Porque hay una especie de dialéctica que recorre la película de principio a fin. Por un lado, por ejemplo, las imágenes repetidas en blanco y negro, que se empeñan en ofrecer la inocuidad de su propio frenesí, en un movimiento contrapuesto de carácter puramente formal y sin secuencias –a la manera de un collage extraído de unos desfasados archivo. Y por otro lado, y principalmente, esto: la presencia de una estaticidad plástica realmente notable. Es como si de pronto la angulosidad del movimiento sólo se satisficiera en la plenitud del momento. No falta la nostalgia por el torso arqueológico y desfigurado de Apolo.
Pero todo quiere plasticidad, todo se deja asentar en la intensificación del momento, en la búsqueda de una firmeza que condense en sí el sentido y el sinsentido del todo. El amor del mar logra ya escapar de las leyes inestables de su movilidad. O bien, dos cuerpos desnudos, fijados para siempre en su efímera voluptuosidad, derramándose plásticamente al encuentro de la muerte. O, aún, la composición del retrato, persiguiendo su propio marco. La película conoce muy bien el peso de la voluptuosidad y sabe que todo se pierde estrictamente en el azaroso encuentro. Y esto ya parece valer, en primer lugar, para la naturaleza del cine: la belleza de la imagen va unida a su aleatoriedad.

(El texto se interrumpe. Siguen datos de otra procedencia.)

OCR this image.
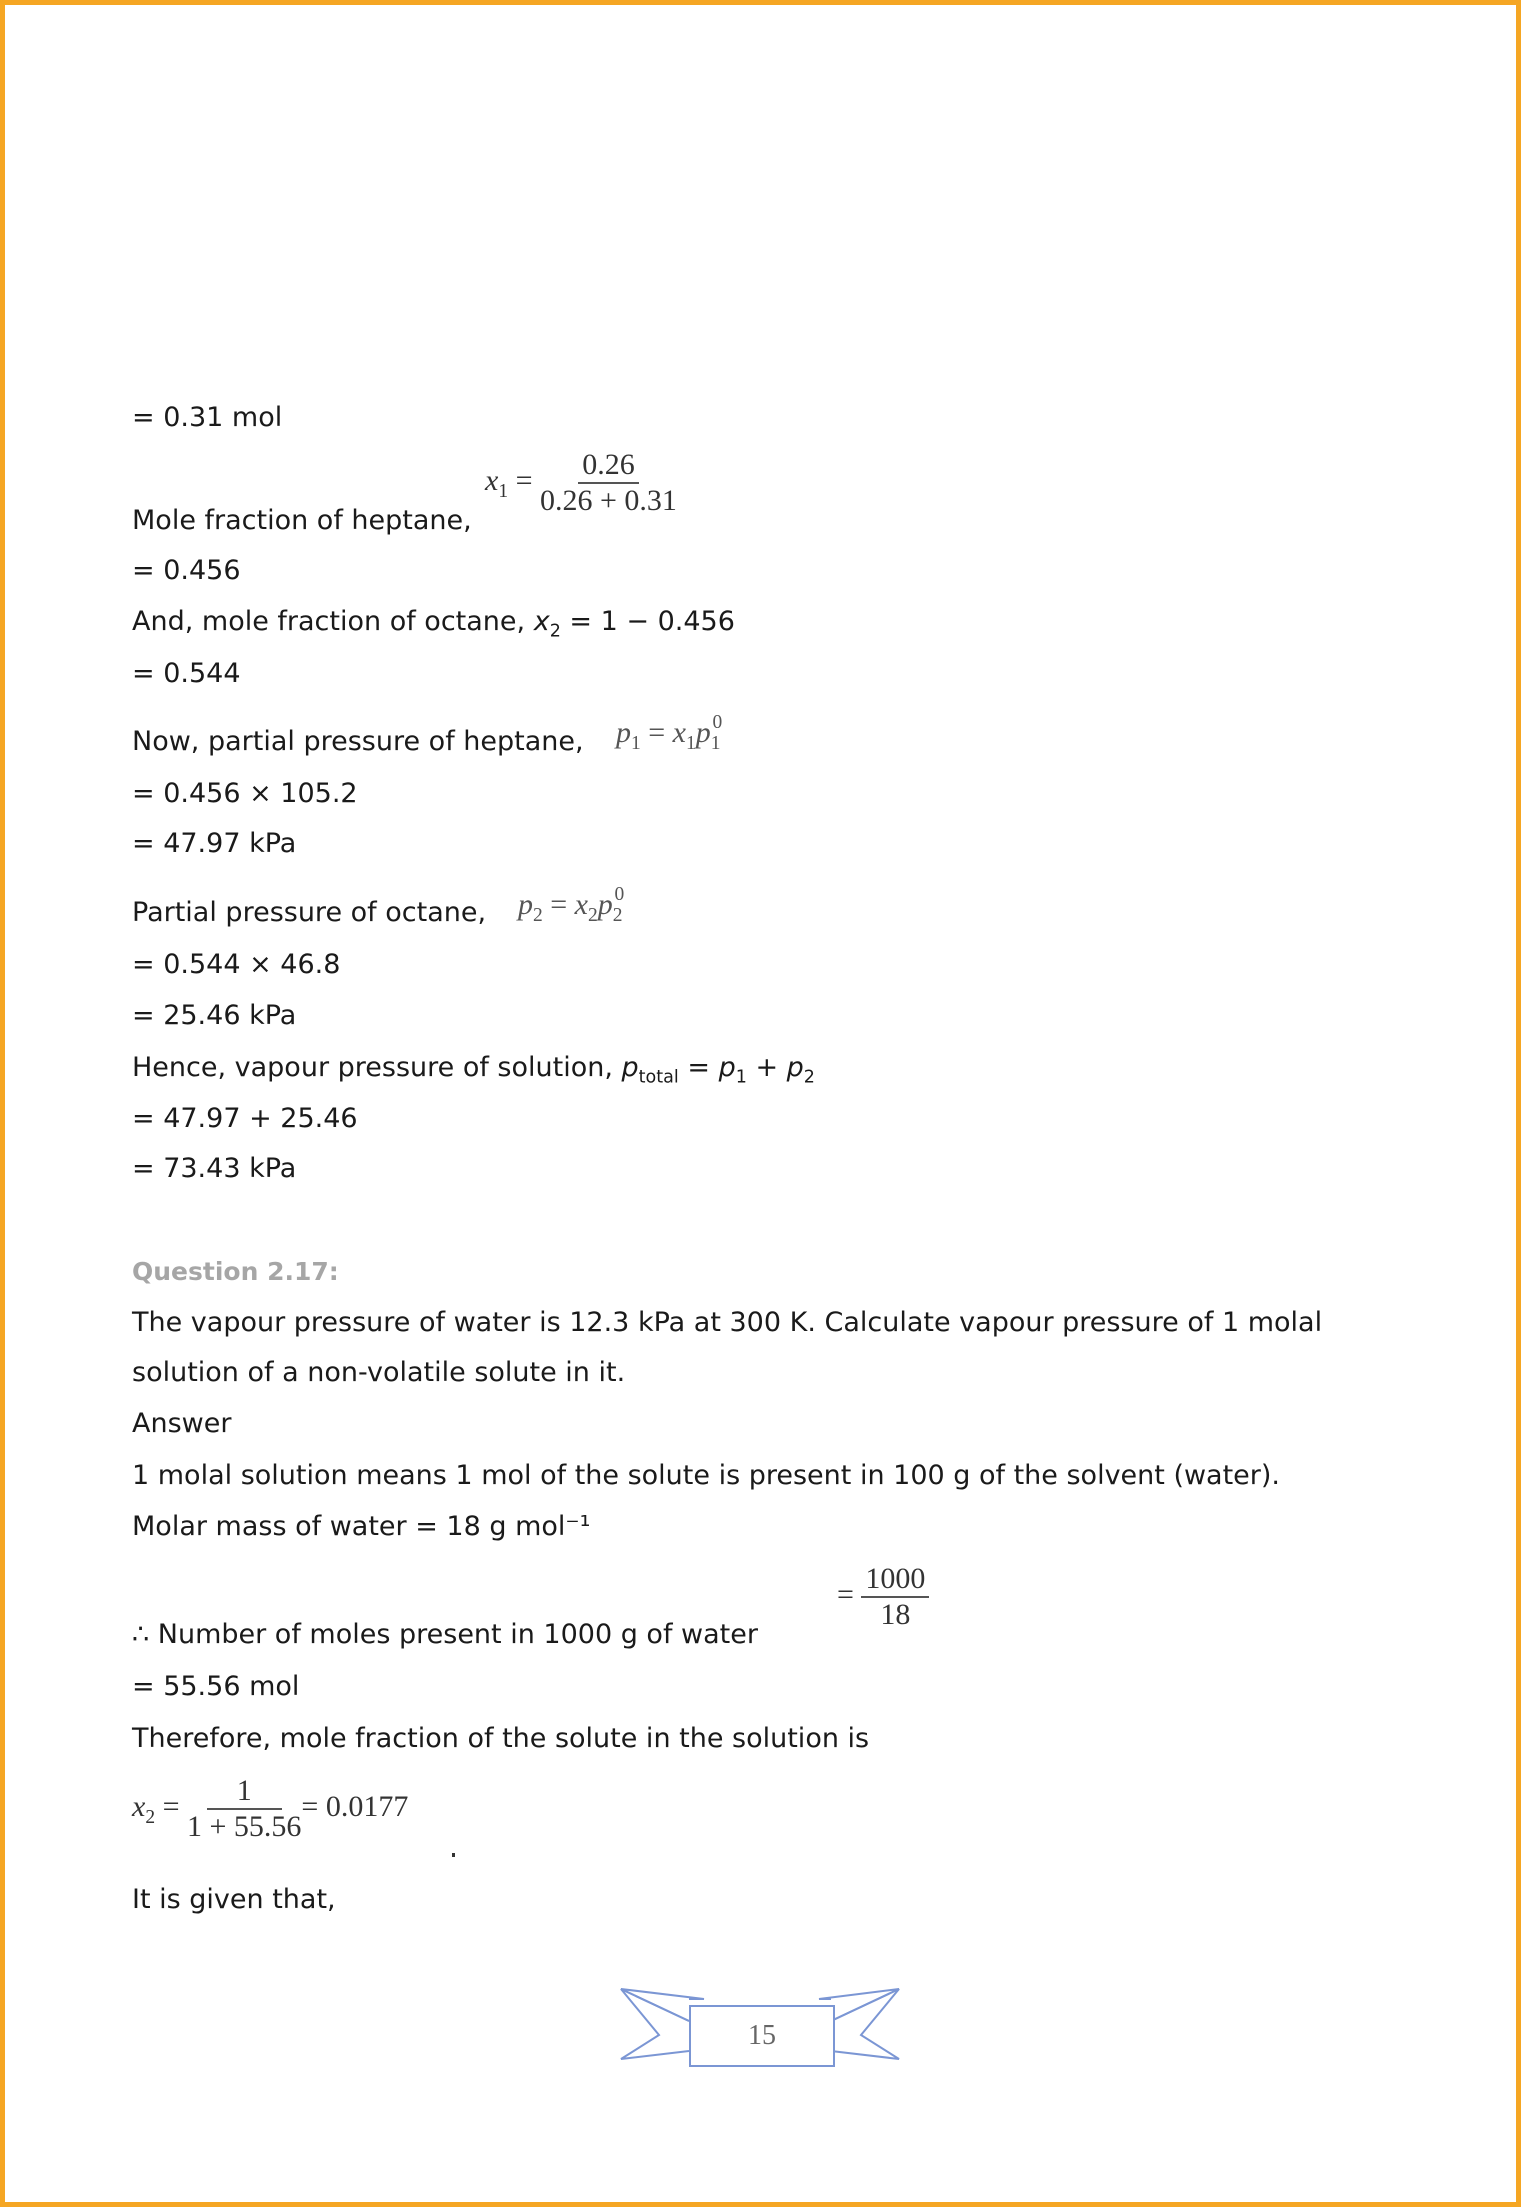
= 0.31 mol
Mole fraction of heptane,
$x_1 = \frac{0.26}{0.26 + 0.31}$
= 0.456
And, mole fraction of octane, $x_2 = 1 - 0.456$
= 0.544
Now, partial pressure of heptane, $p_1 = x_1p_1^0$
= 0.456 × 105.2
= 47.97 kPa
Partial pressure of octane, $p_2 = x_2p_2^0$
= 0.544 × 46.8
= 25.46 kPa
Hence, vapour pressure of solution, $p_{total} = p_1 + p_2$
= 47.97 + 25.46
= 73.43 kPa
Question 2.17:
The vapour pressure of water is 12.3 kPa at 300 K. Calculate vapour pressure of 1 molal
solution of a non-volatile solute in it.
Answer
1 molal solution means 1 mol of the solute is present in 100 g of the solvent (water).
Molar mass of water = 18 g mol⁻¹
∴ Number of moles present in 1000 g of water
= $\frac{1000}{18}$
= 55.56 mol
Therefore, mole fraction of the solute in the solution is
$x_2 = \frac{1}{1 + 55.56} = 0.0177$
It is given that,
15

A través de estos caminos, Júlio Bressane se convierte en un esteta: explora los sesgos del lenguaje cinematográfico, quiere conocer su significado y en su totalidad.
Lo que importa es precisamente lo siguiente: no se trata de la elaboración de una estética teórica que se utilice en espacios abstractos y que luego se aplicaría, sino de la creación de una estética a través de la realización de una película. Está, es visible, la exuberancia de esta creación, pero también está, acompañándola, la indagación de esas sombras que son los límites de los deambular del cine e incluso del arte en general. La franqueza del personaje de Miramar quizás no sea más que la perspectiva de la muerte misma. Opto por la expectativa: el cine será, sin duda, sólo el primer paso de un arte totalmente diferente. Bressane creía en esta confluencia de fronteras.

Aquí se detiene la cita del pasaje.